In another moment that riveted Indonesians, Jokowi was shown enthusiastically grooving to music blasting across the stadium, a stark contrast to the morbid formality of most Southeast Asian leaders.
Haris said the games also positively highlighted ethnic and religious differences in Indonesia, the world’s most populous Muslim-majority nation with more than 260 million people, making it harder to exploit those divisions during the election campaign, he said.
“The Indonesian people saw how the athletes are fighting for victory, for gold medals, and the winners are not only Muslim, but also of Chinese descent, Christian, Hindu and Buddhist,” Haris said. “This will certainly dampen the sectarian and ethnic issues used in the 2014 presidential elections.”
Despite Jokowi’s prominence, Subianto wasn’t totally deprived of oxygen.
As chairman of the Pencak Silat association— a local martial art included in these games — he was shown on national television presenting some of the 14 gold medals that Indonesia won in the discipline, and in a group hug with Jokowi and one of the winners.
But he was also mocked online with a mercilessly effective meme that juxtaposed a recent image of a shirtless and flabby Subianto against the washboard abs of an Indonesian heartthrob who jubilantly tore off his shirt after winning gold in the men’s badminton singles.

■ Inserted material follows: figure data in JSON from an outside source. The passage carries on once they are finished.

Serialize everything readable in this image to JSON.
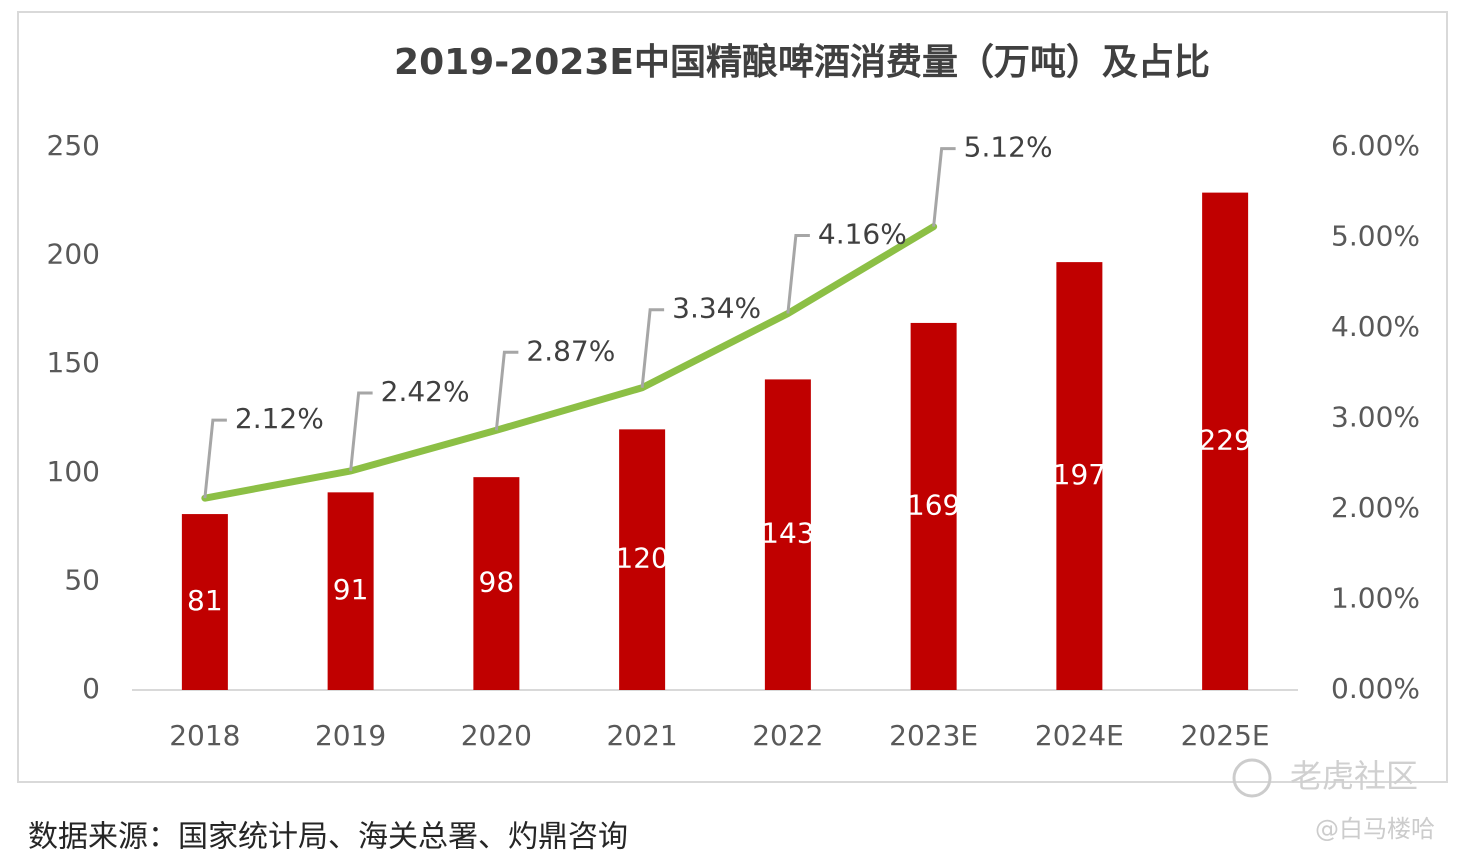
{
  "chart_data": {
    "type": "bar",
    "title": "2019-2023E中国精酿啤酒消费量（万吨）及占比",
    "categories": [
      "2018",
      "2019",
      "2020",
      "2021",
      "2022",
      "2023E",
      "2024E",
      "2025E"
    ],
    "series": [
      {
        "type": "bar",
        "color": "#c00000",
        "values": [
          81,
          91,
          98,
          120,
          143,
          169,
          197,
          229
        ]
      },
      {
        "type": "line",
        "axis": "y2",
        "color": "#8cbf45",
        "values": [
          2.12,
          2.42,
          2.87,
          3.34,
          4.16,
          5.12,
          null,
          null
        ],
        "value_labels": [
          "2.12%",
          "2.42%",
          "2.87%",
          "3.34%",
          "4.16%",
          "5.12%",
          null,
          null
        ]
      }
    ],
    "ylim": [
      0,
      250
    ],
    "yticks": [
      0,
      50,
      100,
      150,
      200,
      250
    ],
    "y2lim": [
      0,
      6
    ],
    "y2ticks": [
      {
        "value": 0,
        "label": "0.00%"
      },
      {
        "value": 1,
        "label": "1.00%"
      },
      {
        "value": 2,
        "label": "2.00%"
      },
      {
        "value": 3,
        "label": "3.00%"
      },
      {
        "value": 4,
        "label": "4.00%"
      },
      {
        "value": 5,
        "label": "5.00%"
      },
      {
        "value": 6,
        "label": "6.00%"
      }
    ],
    "grid": false
  },
  "source": "数据来源：国家统计局、海关总署、灼鼎咨询",
  "watermark": "老虎社区",
  "watermark_user": "@白马楼哈"
}
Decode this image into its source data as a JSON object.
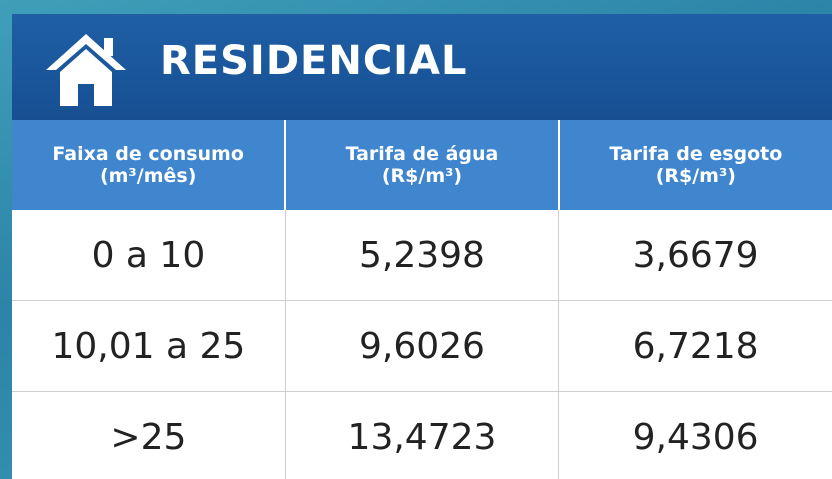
{
  "header": {
    "title": "RESIDENCIAL"
  },
  "table": {
    "columns": [
      [
        "Faixa de consumo",
        "(m³/mês)"
      ],
      [
        "Tarifa de água",
        "(R$/m³)"
      ],
      [
        "Tarifa de esgoto",
        "(R$/m³)"
      ]
    ],
    "rows": [
      [
        "0 a 10",
        "5,2398",
        "3,6679"
      ],
      [
        "10,01 a 25",
        "9,6026",
        "6,7218"
      ],
      [
        ">25",
        "13,4723",
        "9,4306"
      ]
    ]
  }
}
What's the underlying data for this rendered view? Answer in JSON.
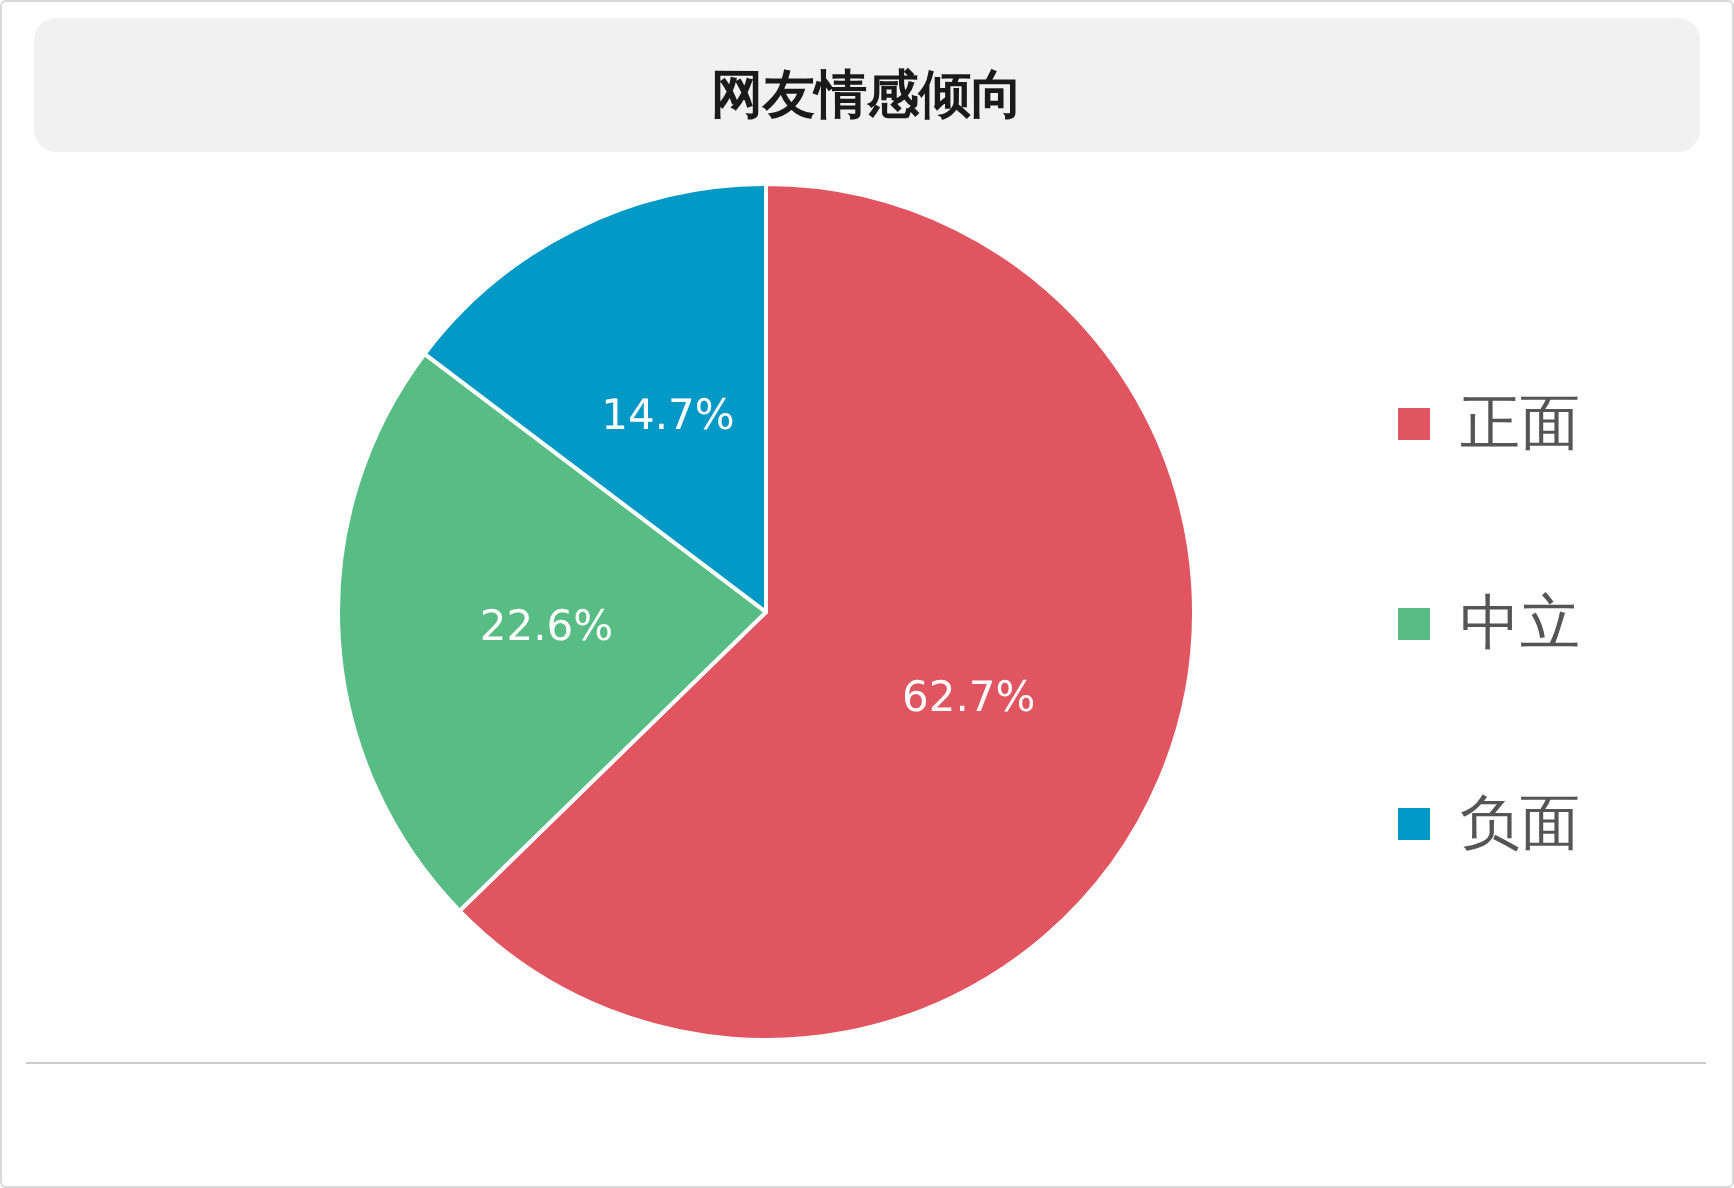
{
  "chart_data": {
    "type": "pie",
    "title": "网友情感倾向",
    "categories": [
      "正面",
      "中立",
      "负面"
    ],
    "values": [
      62.7,
      22.6,
      14.7
    ],
    "colors": [
      "#e0555f",
      "#57bd85",
      "#0399c6"
    ],
    "value_labels": [
      "62.7%",
      "22.6%",
      "14.7%"
    ],
    "legend": "right"
  }
}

Young Indonesians make up 35-40 per cent of voters and will play a “decisive” role in the 2019 presidential race, said Hugo Brennan, Asia analyst at Verisk Maplecroft, a business and political risk consultancy.
“Jokowi’s motorcycle stunt during the opening ceremony was widely shared on social media and will have burnished his ‘cool credentials’ among this important constituency,” he said.
The PR win comes less than a month after Jokowi unexpectedly chose a conservative cleric, Ma’ruf Amin, as his running mate, dismaying moderate and liberal supporters but likely neutralizing damaging criticism that he isn’t sufficiently Islamic.
Most of his five-year term has been spent balancing the demands of his moderate base, powerful Islamic conservatives, a complicated parliamentary coalition and the military, which has never completely accepted its diminished role following the end of the Suharto dictatorship two decades ago.
Improving Indonesia’s creaking infrastructure has been Jokowi’s signature policy — the Asian Games indirectly highlighted some of the progress — and he enters the campaign the clear but not unbeatable front-runner.
If it’s any consolation for Prabowo, who was narrowly defeated by Jokowi in 2014, the games afterglow will fade and is unlikely to be a decisive factor when the world’s third largest democracy votes in April, analysts said.
“I think Jokowi’s and Indonesia’s performance in the Asian Games will give the president a bit of a bump in the polls but I’m not sure it significantly changes his odds of re-election,” said Eurasia Group analyst Peter Mumford.
“Any benefit from the Asian Games may have dissipated by then. But certainly doesn’t do him any harm,” he said.
Jokowi, however, appears intent on extending its shelf life, announcing alongside the president of the International Olympic Committee on Saturday that because of the success of the Asian Games, Indonesia will bid for the 2032 Olympics.